Congestionamento deve voltar ao que era antes do isolamento

13/10/2020 09:12 - Folha de SP

Ariovania Soares / Maria Fernanda Salinet

SÃO PAULO e FLORIANÓPOLIS

“No início da pandemia, eu levava cerca de 30 minutos de casa [na zona leste de São Paulo] até o trabalho, na avenida Paulista. Agora, mesmo acordando mais cedo e procurando rotas alternativas, o tempo subiu para quase uma hora”, afirma o redator Cleber Felipe da Silva, 38. Segundo ele, vem ocorrendo um aumento gradual no trânsito, com mais carros nas ruas.

Os números confirmam essa percepção. Dados da CET (Companhia de Engenharia de Tráfego de São Paulo) mostram que, no dia 6 de março, antes da quarentena, o maior índice de lentidão na cidade foi de 176 km. Durante o isolamento social, despencou para 11 km em 30 de abril e para 18 km em 29 de maio. A partir daí, voltou a subir gradativamente até alcançar 104 km, maior média registrada no mês de setembro, no dia 4.

A retomada das atividades econômicas explica esse retorno, mas as razões para a existência dos congestionamentos são bem anteriores. Uma delas é a maneira como as cidades cresceram, chamada de espraiamento urbano. Nesse modelo, muitos cidadãos vivem afastados dos locais de trabalho e são obrigados a fazer grandes deslocamentos.

Em Florianópolis, por exemplo, boa parte da população de baixa renda mora no continente, mas trabalha na ilha. O resultado é “perverso”, diz a doutora em Arquitetura e Urbanismo Maria Inês Sugai, da Universidade Federal de Santa Catarina. “As pessoas passam horas presas no congestionamento”, afirma.

“Uma das coisas que me deixa nervosa é saber que vou voltar a perder horas do meu dia e ficar estressada”, afirma Karine Iris Rosa, 29.

A designer, que mora em Palhoça, região metropolitana de Florianópolis, já chegou a passar quatro horas dentro do carro nas filas entre o continente e a ilha num único dia. Seu temor é que, com a volta à normalidade, a situação se repita.

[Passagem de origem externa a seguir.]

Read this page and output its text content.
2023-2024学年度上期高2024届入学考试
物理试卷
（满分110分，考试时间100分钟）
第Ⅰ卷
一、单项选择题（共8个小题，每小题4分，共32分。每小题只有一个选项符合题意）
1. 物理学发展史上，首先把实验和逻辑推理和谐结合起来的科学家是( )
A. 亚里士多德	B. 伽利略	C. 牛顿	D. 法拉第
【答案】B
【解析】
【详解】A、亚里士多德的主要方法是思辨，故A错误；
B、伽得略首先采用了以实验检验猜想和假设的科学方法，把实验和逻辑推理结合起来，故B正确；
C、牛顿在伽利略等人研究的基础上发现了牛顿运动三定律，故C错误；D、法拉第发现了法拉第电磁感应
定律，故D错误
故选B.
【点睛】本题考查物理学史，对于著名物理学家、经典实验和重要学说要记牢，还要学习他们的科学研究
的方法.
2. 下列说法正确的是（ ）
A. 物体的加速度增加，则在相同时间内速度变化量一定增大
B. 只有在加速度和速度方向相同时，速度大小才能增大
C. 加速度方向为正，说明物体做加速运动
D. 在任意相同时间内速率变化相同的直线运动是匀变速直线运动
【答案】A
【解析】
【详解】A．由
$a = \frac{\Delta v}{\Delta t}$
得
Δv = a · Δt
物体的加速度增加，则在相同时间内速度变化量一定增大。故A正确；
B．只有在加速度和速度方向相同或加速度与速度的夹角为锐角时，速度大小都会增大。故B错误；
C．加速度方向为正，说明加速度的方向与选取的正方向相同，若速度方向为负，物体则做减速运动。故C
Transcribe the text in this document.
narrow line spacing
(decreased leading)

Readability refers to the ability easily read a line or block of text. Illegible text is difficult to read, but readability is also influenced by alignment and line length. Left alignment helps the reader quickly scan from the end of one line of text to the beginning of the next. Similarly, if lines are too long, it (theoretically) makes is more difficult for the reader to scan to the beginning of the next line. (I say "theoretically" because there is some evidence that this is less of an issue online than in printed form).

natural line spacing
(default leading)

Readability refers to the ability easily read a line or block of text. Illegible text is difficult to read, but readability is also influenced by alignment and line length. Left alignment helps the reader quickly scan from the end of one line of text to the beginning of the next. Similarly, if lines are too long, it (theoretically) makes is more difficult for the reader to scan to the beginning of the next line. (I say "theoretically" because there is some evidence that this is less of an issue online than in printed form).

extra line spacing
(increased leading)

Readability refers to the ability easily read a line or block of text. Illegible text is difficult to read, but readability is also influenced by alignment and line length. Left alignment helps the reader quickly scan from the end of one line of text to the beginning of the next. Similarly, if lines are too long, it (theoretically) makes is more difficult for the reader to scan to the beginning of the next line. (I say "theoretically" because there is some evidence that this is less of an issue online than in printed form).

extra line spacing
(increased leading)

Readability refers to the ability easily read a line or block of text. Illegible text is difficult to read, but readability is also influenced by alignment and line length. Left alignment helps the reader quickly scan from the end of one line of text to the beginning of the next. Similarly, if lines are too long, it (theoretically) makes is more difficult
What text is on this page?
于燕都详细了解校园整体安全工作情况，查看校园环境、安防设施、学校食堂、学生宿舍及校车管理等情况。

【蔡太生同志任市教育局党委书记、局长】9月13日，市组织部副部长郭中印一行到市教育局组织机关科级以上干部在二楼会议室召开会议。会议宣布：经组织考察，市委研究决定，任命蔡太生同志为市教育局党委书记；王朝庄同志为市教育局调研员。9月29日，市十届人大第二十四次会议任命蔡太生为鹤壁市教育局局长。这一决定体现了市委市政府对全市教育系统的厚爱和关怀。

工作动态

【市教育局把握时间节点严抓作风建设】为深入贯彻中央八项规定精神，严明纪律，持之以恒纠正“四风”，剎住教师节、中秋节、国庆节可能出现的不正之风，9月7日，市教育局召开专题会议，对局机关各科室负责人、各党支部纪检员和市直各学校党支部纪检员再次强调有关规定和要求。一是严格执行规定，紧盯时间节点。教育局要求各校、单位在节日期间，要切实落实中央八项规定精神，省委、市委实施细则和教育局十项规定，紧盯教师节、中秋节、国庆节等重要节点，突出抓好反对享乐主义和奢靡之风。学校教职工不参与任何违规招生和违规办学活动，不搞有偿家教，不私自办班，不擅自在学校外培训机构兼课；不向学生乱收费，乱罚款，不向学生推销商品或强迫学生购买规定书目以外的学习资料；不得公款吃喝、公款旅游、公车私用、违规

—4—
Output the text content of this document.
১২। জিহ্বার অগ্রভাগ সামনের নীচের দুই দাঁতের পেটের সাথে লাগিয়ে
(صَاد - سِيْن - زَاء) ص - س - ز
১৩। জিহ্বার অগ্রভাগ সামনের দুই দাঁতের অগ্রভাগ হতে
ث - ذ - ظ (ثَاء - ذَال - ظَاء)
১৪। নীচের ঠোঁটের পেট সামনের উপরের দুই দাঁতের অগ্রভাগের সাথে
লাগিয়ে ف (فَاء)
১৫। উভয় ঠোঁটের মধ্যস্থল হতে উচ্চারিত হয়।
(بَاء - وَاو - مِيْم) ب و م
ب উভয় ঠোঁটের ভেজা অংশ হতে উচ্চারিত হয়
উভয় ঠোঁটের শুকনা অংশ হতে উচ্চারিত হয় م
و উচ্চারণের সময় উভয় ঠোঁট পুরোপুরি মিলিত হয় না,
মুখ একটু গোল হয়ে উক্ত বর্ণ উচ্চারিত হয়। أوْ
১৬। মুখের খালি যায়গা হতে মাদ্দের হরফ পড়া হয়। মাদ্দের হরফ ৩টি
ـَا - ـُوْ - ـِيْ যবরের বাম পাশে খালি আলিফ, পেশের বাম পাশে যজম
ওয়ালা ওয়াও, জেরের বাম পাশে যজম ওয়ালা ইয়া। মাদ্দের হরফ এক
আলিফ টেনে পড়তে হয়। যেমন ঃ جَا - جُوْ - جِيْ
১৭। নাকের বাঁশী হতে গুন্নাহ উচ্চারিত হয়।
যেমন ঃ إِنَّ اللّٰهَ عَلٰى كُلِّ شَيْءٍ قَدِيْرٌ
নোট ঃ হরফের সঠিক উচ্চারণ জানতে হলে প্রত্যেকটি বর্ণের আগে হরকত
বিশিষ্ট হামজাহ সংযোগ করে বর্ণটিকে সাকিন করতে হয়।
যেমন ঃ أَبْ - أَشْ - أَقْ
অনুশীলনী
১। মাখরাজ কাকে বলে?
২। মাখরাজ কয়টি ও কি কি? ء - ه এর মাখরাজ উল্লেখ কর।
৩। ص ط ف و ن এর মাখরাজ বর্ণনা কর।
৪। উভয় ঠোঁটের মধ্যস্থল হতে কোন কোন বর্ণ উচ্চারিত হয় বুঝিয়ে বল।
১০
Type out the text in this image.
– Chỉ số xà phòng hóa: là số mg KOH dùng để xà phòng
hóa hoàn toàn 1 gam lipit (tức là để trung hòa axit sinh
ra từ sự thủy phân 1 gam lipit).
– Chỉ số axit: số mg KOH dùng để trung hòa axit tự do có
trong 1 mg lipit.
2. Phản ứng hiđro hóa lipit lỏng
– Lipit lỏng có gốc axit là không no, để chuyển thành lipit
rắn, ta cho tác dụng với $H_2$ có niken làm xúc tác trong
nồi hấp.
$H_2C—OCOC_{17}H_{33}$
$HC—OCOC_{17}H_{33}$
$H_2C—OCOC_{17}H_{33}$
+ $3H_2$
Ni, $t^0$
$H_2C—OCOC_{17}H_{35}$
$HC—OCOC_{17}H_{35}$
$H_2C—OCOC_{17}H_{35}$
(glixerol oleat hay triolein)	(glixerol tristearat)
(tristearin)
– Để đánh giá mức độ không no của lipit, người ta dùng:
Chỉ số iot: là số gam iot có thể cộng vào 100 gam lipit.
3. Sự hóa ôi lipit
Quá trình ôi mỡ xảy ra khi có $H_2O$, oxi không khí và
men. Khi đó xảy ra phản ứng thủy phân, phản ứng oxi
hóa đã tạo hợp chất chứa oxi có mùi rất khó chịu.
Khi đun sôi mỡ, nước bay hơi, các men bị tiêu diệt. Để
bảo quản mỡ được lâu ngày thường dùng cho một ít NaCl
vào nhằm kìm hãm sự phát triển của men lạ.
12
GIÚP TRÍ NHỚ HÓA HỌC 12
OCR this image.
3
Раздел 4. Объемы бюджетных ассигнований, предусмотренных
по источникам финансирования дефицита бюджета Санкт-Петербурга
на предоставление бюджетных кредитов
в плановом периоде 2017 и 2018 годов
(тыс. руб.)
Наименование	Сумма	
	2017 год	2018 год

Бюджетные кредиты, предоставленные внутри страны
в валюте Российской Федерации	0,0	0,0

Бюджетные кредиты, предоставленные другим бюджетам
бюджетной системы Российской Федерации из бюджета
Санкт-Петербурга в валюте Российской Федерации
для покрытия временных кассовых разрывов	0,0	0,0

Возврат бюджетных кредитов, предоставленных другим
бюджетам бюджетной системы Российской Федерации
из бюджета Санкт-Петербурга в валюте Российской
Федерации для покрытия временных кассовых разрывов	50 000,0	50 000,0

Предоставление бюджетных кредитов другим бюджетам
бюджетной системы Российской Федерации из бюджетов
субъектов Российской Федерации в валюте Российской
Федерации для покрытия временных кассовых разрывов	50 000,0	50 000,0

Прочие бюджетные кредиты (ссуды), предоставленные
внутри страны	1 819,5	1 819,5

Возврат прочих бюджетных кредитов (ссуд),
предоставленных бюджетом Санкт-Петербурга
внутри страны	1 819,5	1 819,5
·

Pesquisa do Instituto de Estudos Avançados da USP aponta que 58% da população planeja usar carro no pós-quarentena, principalmente por medo do possível contágio no transporte público.

O pesquisador Júlio Barboza Chiquetto, do IEA-USP, no entanto, acredita que o trânsito deverá ser semelhante àquele de antes da pandemia. “Teremos mais gente usando carro, mas menos pessoas nas ruas”, referindo-se à parcela da população que pode permanecer em home office e em distanciamento social.

Para diminuir os congestionamentos, especialistas afirmam que é preciso integrar as soluções de transporte à organização do território. Chiquetto cita como exemplo a “Cidade de 15 Minutos”, projeto da prefeita de Paris, Anne Hidalgo, que prevê os serviços e oportunidades dentro desse tempo de deslocamento, aproximando a moradia do trabalho.

De acordo com o também pesquisador do IEA-USP Paolo Colosso, uma das soluções é investir na implantação de corredores exclusivos para ônibus. “Eles aumentam a velocidade média e tornam os trajetos mais rápidos, transformando-se em uma saída efetiva para os engarrafamentos”, diz.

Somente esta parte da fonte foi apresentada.